At the dawn of the 1800s, as many as 60 million bison roamed North America. By the end of the century, there were fewer than 1,000. The more settlers went west, the more these creatures were slaughtered. So extreme was the carnage that transcontinental train passengers occasionally reported strange scenes on the summer plains passing by.
“It looked like it was winter in July because of all the bones,” says artist Cannupa Hanska Luger, an enrolled member of the Three Affiliated Tribes of Fort Berthold from the Mandan, Hidatsa, Arikara, and Lakota cultures.
For the next six months, bones like these can be found in a very different location: Manhattan’s City Hall Park, where Luger has teamed up with the Public Art Fund to plant a 10-foot-long steel bison skeleton in a raised bed of native plants. The sculpture’s name, Attrition, doubles as a description: It is big and hollow, ash-black and weather-worn—a gaunt anti-monument to the brawny Bull a few blocks south.
“You could make a bronze of a bison that is fully fleshed, wooly, standing on the landscape, but that doesn't tell the story of our relationship to it,” Luger says from a studio at the Crow’s Shadow Institute of the Arts in northwest Oregon, where he’s about to wrap a residency. “When we look at bison, we think of the land,” he continues, “but its absence says a lot more than its presence.”

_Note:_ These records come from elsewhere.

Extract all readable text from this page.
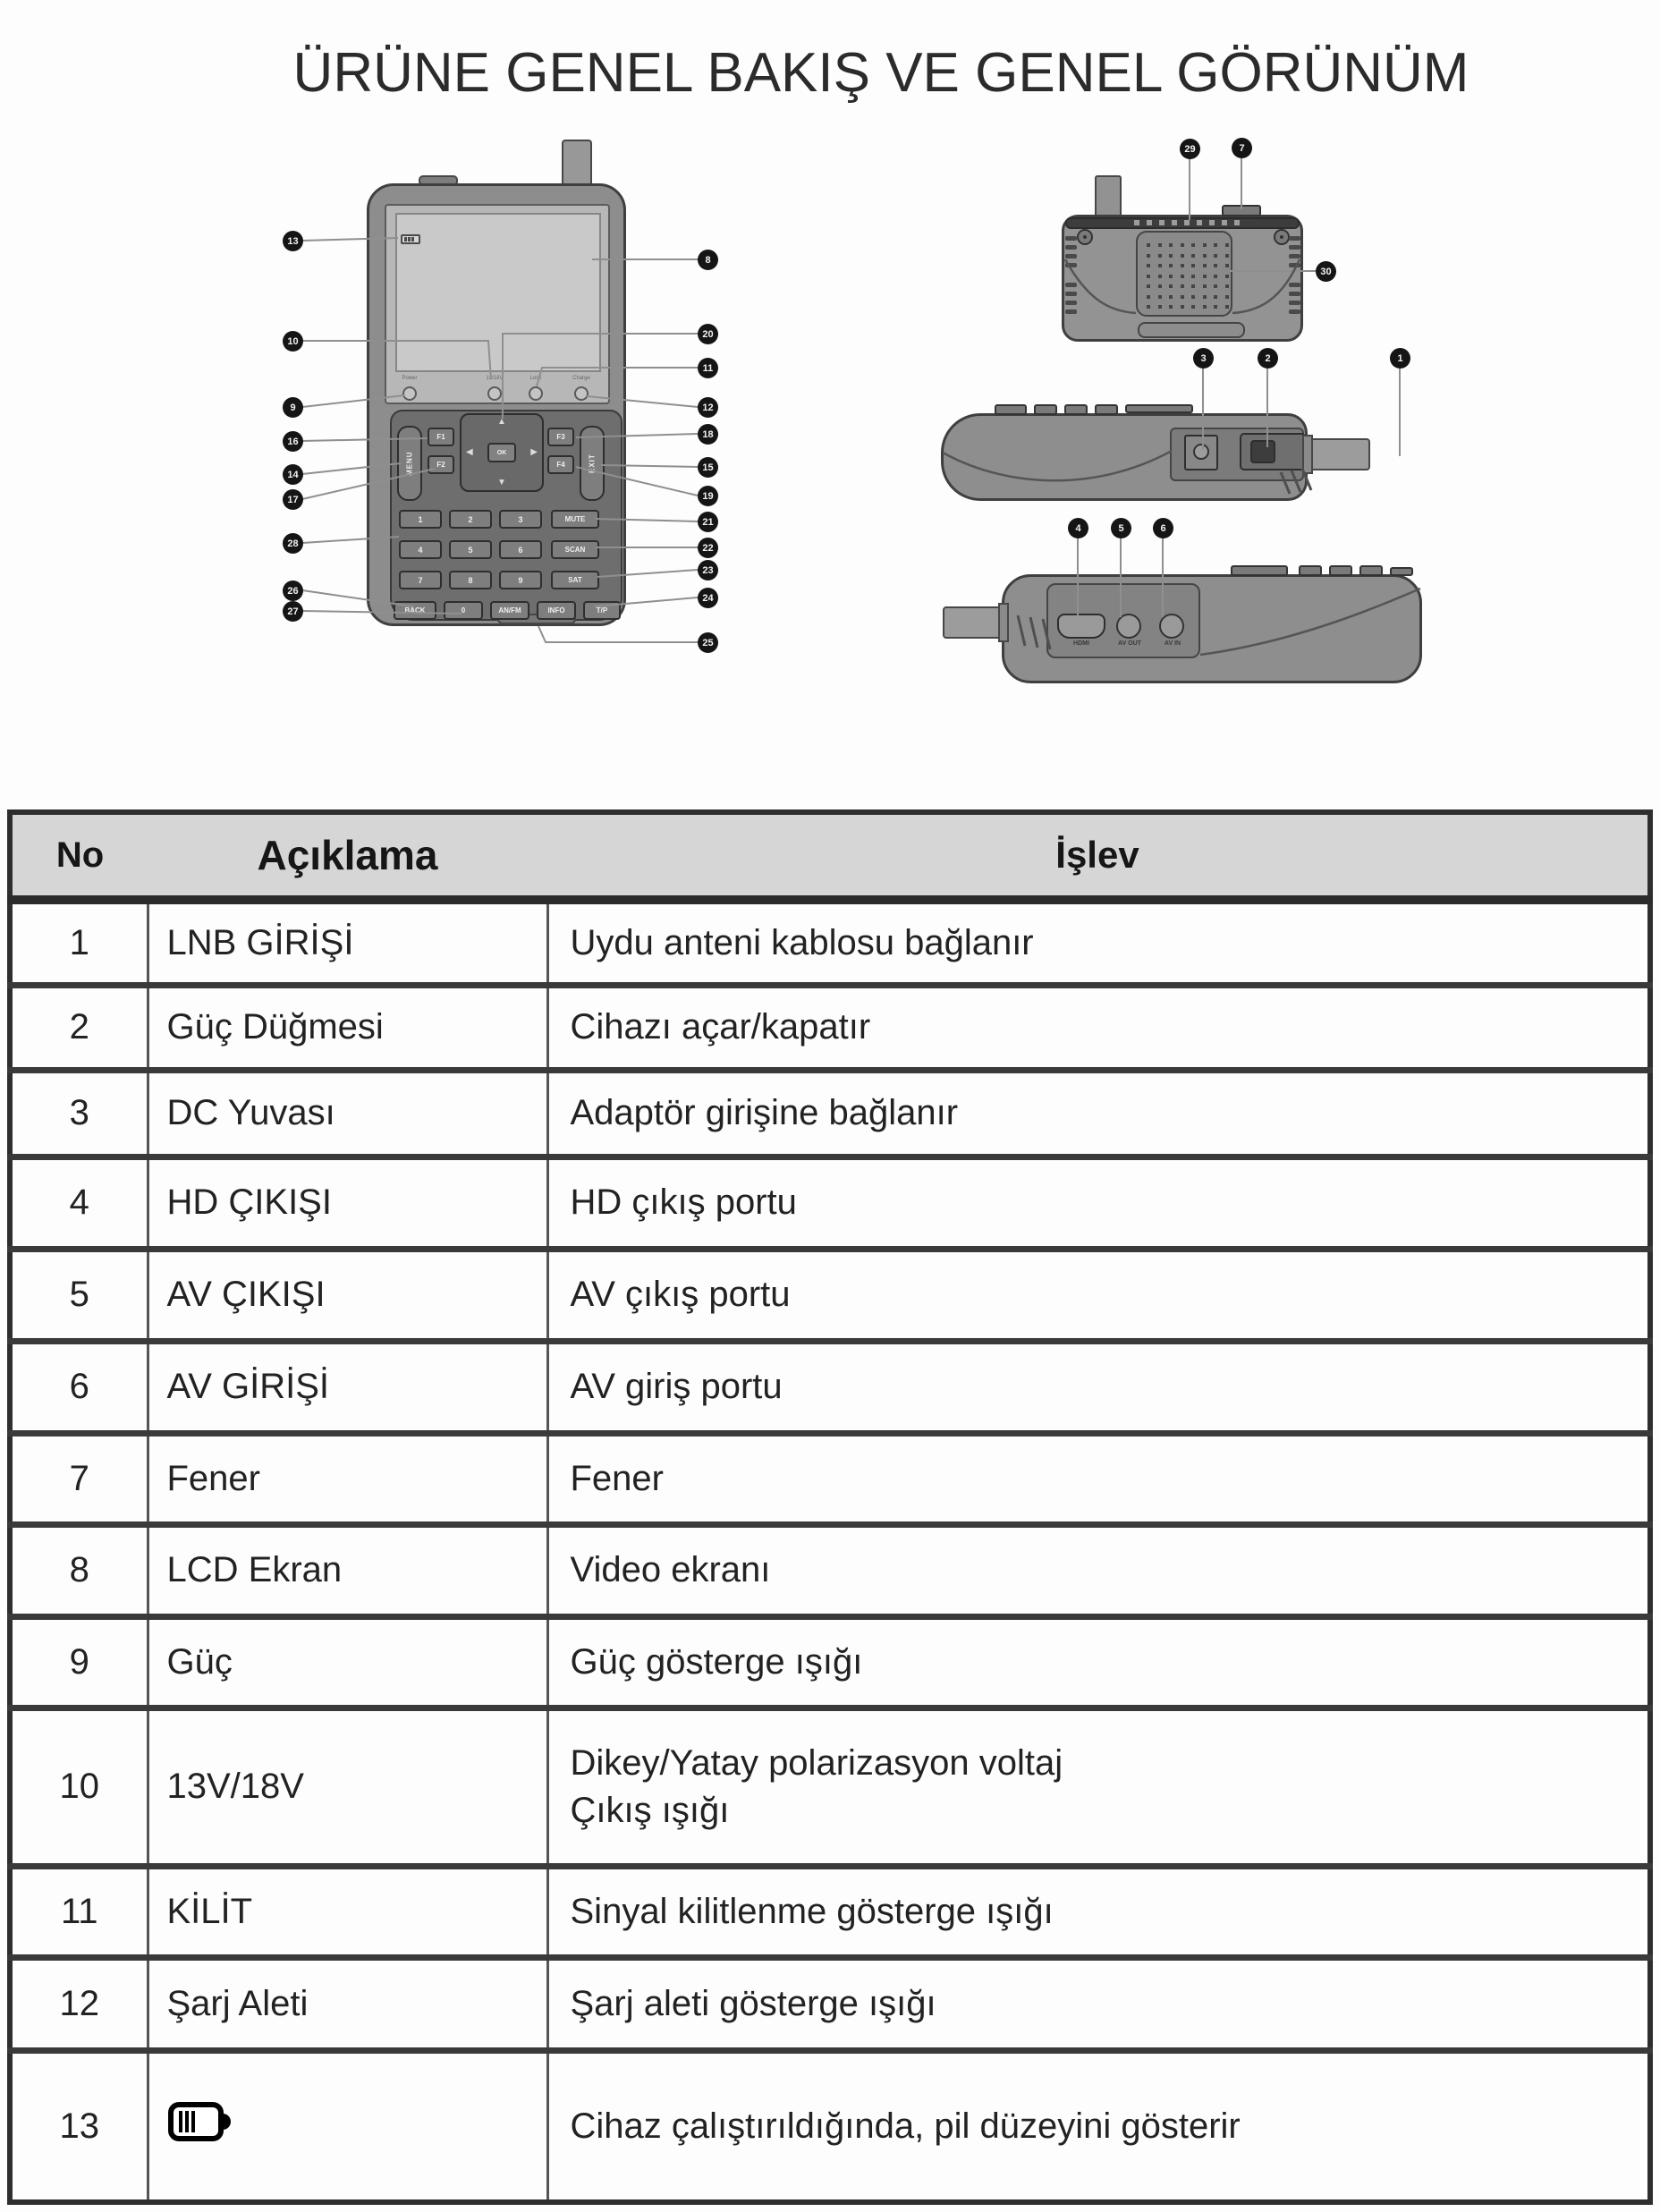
ÜRÜNE GENEL BAKIŞ VE GENEL GÖRÜNÜM
MENU	EXIT
F1
F2
F3
F4
▲
▼
◀	▶
OK
1	2	3
4	5	6
7	8	9
MUTE
SCAN
SAT
BACK	0	AN/FM	INFO	T/P
Power	13/18V	Lock	Charge
HDMI	AV OUT	AV IN
13
10
9
16
14
17
28
26
27
8
20
11
12
18
15
19
21
22
23
24
25
29	7
30
3	2	1
4	5	6
No	Açıklama	İşlev
1	LNB GİRİŞİ	Uydu anteni kablosu bağlanır
2	Güç Düğmesi	Cihazı açar/kapatır
3	DC Yuvası	Adaptör girişine bağlanır
4	HD ÇIKIŞI	HD çıkış portu
5	AV ÇIKIŞI	AV çıkış portu
6	AV GİRİŞİ	AV giriş portu
7	Fener	Fener
8	LCD Ekran	Video ekranı
9	Güç	Güç gösterge ışığı
10	13V/18V	Dikey/Yatay polarizasyon voltaj
Çıkış ışığı
11	KİLİT	Sinyal kilitlenme gösterge ışığı
12	Şarj Aleti	Şarj aleti gösterge ışığı
13		Cihaz çalıştırıldığında, pil düzeyini gösterir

This is a busy, career-altering year for the 45-year-old, whose list of 2024 accomplishments includes a solo show at the Nevada Museum of Art, participation in the Whitney Biennial, a fellowship with Philadelphia’s Monument Lab, and multiple presentations with the Getty Foundation’s forthcoming Los Angeles-spanning initiative “PST ART: Art & Science Collide.”

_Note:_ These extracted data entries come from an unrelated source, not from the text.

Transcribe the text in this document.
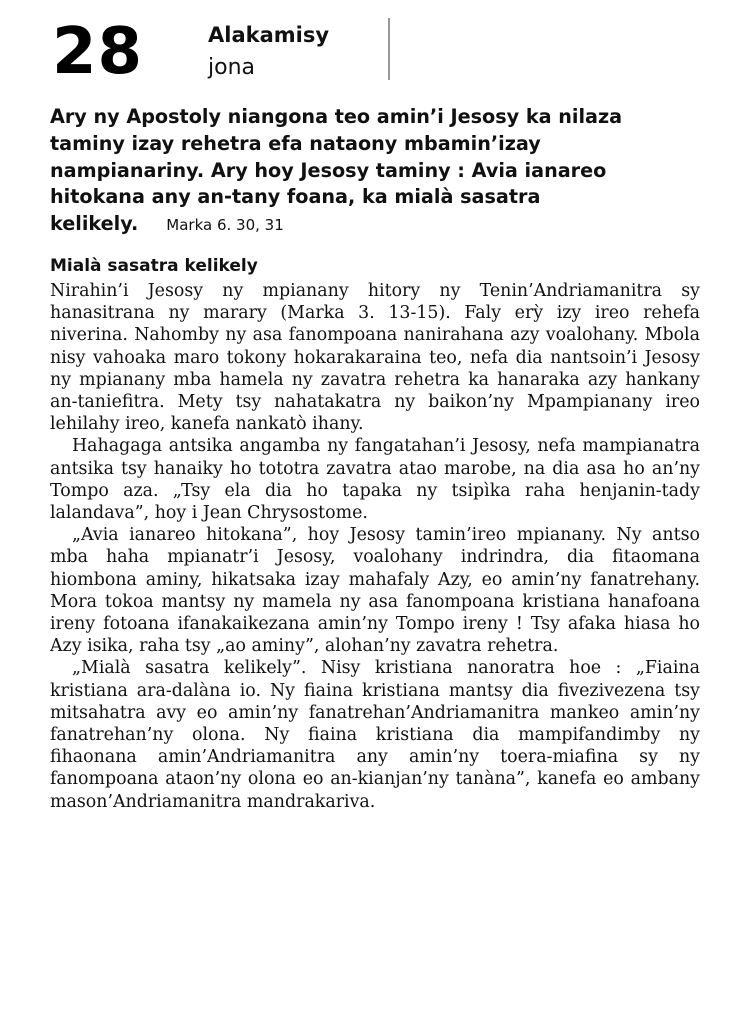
28	Alakamisy
jona

Ary ny Apostoly niangona teo amin’i Jesosy ka nilaza taminy izay rehetra efa nataony mbamin’izay nampianariny. Ary hoy Jesosy taminy : Avia ianareo hitokana any an-tany foana, ka mialà sasatra kelikely. Marka 6. 30, 31

Mialà sasatra kelikely

Nirahin’i Jesosy ny mpianany hitory ny Tenin’Andriamanitra sy hanasitrana ny marary (Marka 3. 13-15). Faly erỳ izy ireo rehefa niverina. Nahomby ny asa fanompoana nanirahana azy voalohany. Mbola nisy vahoaka maro tokony hokarakaraina teo, nefa dia nantsoin’i Jesosy ny mpianany mba hamela ny zavatra rehetra ka hanaraka azy hankany an-taniefitra. Mety tsy nahatakatra ny baikon’ny Mpampianany ireo lehilahy ireo, kanefa nankatò ihany.

Hahagaga antsika angamba ny fangatahan’i Jesosy, nefa mampianatra antsika tsy hanaiky ho tototra zavatra atao marobe, na dia asa ho an’ny Tompo aza. „Tsy ela dia ho tapaka ny tsipìka raha henjanin-tady lalandava”, hoy i Jean Chrysostome.

„Avia ianareo hitokana”, hoy Jesosy tamin’ireo mpianany. Ny antso mba haha mpianatr’i Jesosy, voalohany indrindra, dia fitaomana hiombona aminy, hikatsaka izay mahafaly Azy, eo amin’ny fanatrehany. Mora tokoa mantsy ny mamela ny asa fanompoana kristiana hanafoana ireny fotoana ifanakaikezana amin’ny Tompo ireny ! Tsy afaka hiasa ho Azy isika, raha tsy „ao aminy”, alohan’ny zavatra rehetra.

„Mialà sasatra kelikely”. Nisy kristiana nanoratra hoe : „Fiaina kristiana ara-dalàna io. Ny fiaina kristiana mantsy dia fivezivezena tsy mitsahatra avy eo amin’ny fanatrehan’Andriamanitra mankeo amin’ny fanatrehan’ny olona. Ny fiaina kristiana dia mampifandimby ny fihaonana amin’Andriamanitra any amin’ny toera-miafina sy ny fanompoana ataon’ny olona eo an-kianjan’ny tanàna”, kanefa eo ambany mason’Andriamanitra mandrakariva.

Across mediums—sculpture, performance, video—Luger draws on Indigenous traditions of the past to conjure speculative visions of the future. Protean symbols are often his focus, and the bison is definitely that: an emblem of the Wild West’s expansionist thrills for some, a testament to the eventualities of settler colonialism for others.

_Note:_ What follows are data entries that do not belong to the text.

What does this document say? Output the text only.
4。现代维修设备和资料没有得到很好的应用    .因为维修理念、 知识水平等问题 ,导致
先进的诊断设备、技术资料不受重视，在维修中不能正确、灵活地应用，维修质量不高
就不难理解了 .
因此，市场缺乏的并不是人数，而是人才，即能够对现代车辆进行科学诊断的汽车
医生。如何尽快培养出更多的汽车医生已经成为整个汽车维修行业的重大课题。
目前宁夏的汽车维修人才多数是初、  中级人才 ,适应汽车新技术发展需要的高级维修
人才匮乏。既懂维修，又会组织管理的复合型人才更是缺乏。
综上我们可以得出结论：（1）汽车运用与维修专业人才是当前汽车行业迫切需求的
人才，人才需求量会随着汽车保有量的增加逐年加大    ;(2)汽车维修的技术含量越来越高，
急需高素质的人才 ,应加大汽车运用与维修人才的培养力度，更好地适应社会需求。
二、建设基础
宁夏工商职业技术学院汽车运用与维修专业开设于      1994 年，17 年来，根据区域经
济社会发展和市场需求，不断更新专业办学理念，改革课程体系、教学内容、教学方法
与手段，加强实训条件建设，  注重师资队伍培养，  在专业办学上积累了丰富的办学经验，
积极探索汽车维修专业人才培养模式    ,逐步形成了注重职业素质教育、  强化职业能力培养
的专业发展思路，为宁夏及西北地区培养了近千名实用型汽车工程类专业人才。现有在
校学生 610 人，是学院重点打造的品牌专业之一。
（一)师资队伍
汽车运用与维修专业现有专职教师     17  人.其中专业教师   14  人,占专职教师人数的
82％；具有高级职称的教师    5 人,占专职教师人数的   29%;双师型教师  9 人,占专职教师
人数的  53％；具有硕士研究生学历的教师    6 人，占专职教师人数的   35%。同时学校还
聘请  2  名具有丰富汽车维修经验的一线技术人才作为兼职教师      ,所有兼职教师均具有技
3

The artist wants to leave his incarnation of the animal open-ended, but the location he chose says a lot about what’s on his mind. Situated near the southern entrance of the park, Attrition covers a paved roundel that depicts a Dutch colonist (dubbed “Dexter” in the city’s Administrative Code, due to a misinterpretation of the Latin word for “right”) opposite a shirtless Native man (an “Indian of Manhattan” named “Sinister,” after the Latin word for “left”). This is the New York City Seal, and, like the bison, it has become a contested symbol—a source of civic pride and a target of protest. Luger’s replacement also teases different meanings, but they’re not contradictory. Attrition is at once a beacon of Indigenous resilience, a testament to the power of nature, and an all too necessary reminder that the “manifest destiny” mindset lingered long after the destiny was manifested.
“Our fascination with the wild is really a fascination with the histories that severed us from our land,” Luger concludes. “I like the idea of bringing earth in to obscure the notion of statehood, to obscure the notion of dominion and control.”
"Cannupa Hanska Luger: Attrition" is on view at City Hall Park in New York from June 5 through November 17, 2024.